事業管理者のつぶやき
Chapter16. あなたも知らない国語
市立芦屋病院 事業管理者 佐治 文隆
「パリ20区、僕たちのクラス」はカンヌ映画祭でパルムドール(最高賞)を受賞したフランス映画です。様々な人種・移民が混在して住む地域であるらしいパリ東部20区の中学校を舞台に、国語(当然、フランス語です)教師が担任クラスの悪ガキ生徒たちと悪戦苦闘する日常が描かれます。スラム街の荒れる学級と熱血教師の活躍は、ハリウッド映画では珍しくない組み合わせで、最後はハッピーエンドがお決まりです。
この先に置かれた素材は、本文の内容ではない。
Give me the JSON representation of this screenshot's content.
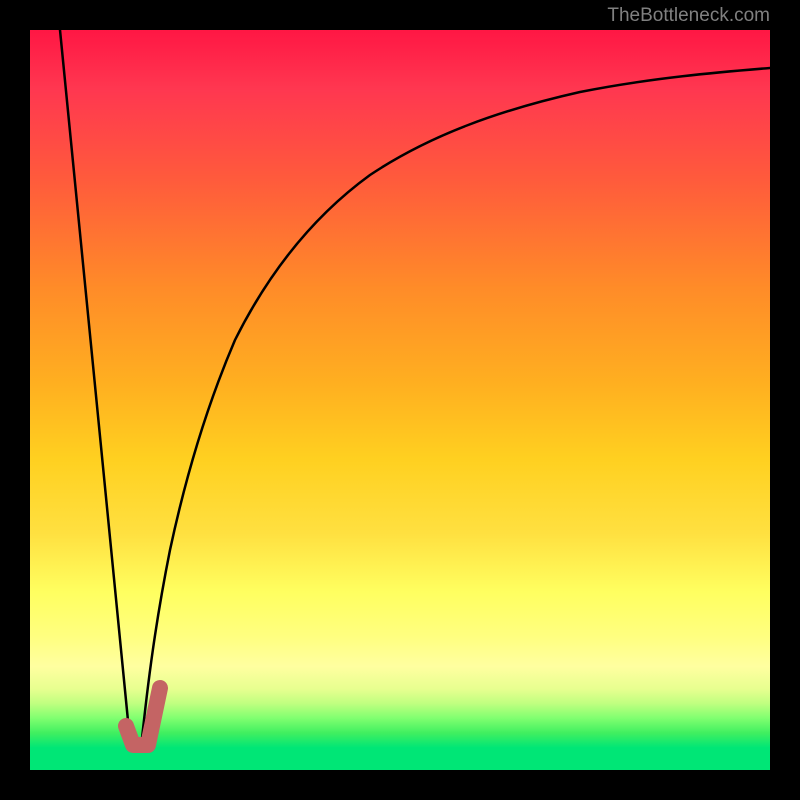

ところが、この映画はさすがフランス映画だけあって、決してハッピーとは言えない結末を含め、観客に色々と考えさせる内容です。
映画の冒頭で、旧植民地などの異国文化で育った子どもたちの国語授業の場面が出てきます。主人公の国語教師は、スラングは話せてもフランス語の読み書きが不十分な生徒に、美しい正調フランス語を教えようと必死です。生徒は当然むちゃくちゃを言うわけですが、先生は理路整然と解答を与えていきます。接続法半過去など文法はもちろんのこと、生徒の反応や理解はともかくとしても、あらゆる疑問を快刀乱麻の如く断ってゆきます。主人公の教師フランソワ役を演じているのは、映画の原作「教室へ」を書いた元教師の著者自身とのことです。ここで私は、半分外国人とも言える子どもたちに、言葉に関する疑問をこれほど明快に答えられる国語教師がいるのだろうか、と疑いを持ちました。というのも、コミックエッセイ「日本人の知らない日本語」「日本人の知らない日本語2」(いずれもメディアファクトリー刊)を読んだところだったからです。
「日本人の知らない日本語」シリーズでは、作者(海野凪子)の分身なぎこ先生は、外国人対象の日本語学校で学生とのやりとりを通じて、自身の国語力も身に付けていきます。その様子が、蛇蔵描く漫画とともにおもしろおかしく明らかにされる楽しいコミックになっています。テレビドラマ化されたので、見た方も多いでしょう。なぎこ先生は日本語教師だから日本のことは何でも知っていると学生に思われ、数々の難問奇問を投げつけられます。たとえば「相撲の語源はなに?」「シカトってどういう意味」などです。ちなみに後者は花札の鹿の絵がそっぽを向いているところからきた任侠用語です。日本人のあなたはこんなことを知っていましたか? 教師と学生の日本語をめぐるバトルを通して、笑っているうちに日本語を再発見する楽しい漫画本はあっという間に読み終えてしまいました。
私事ですが、私の息子は留学中に知り合った外国人と結婚して、アメリカに住んでいます。息子の妻から日本語学校の学生と同様の質問を受ける息子は、この「日本人の知らない日本語」を愛読し、まったくその通りと納得しています。文化も言語も異なる外国人同士のコミュニケーションは、たとえ夫婦であってもなかなか難しいようです。まず自分自身を良く知り、次に相手の立場を良く理解して、コミュニケーションを取ることが求められています。患者と医療者が対等の立場でパートナーシップを築くことが要求される最近の医療現場にも当てはまることです。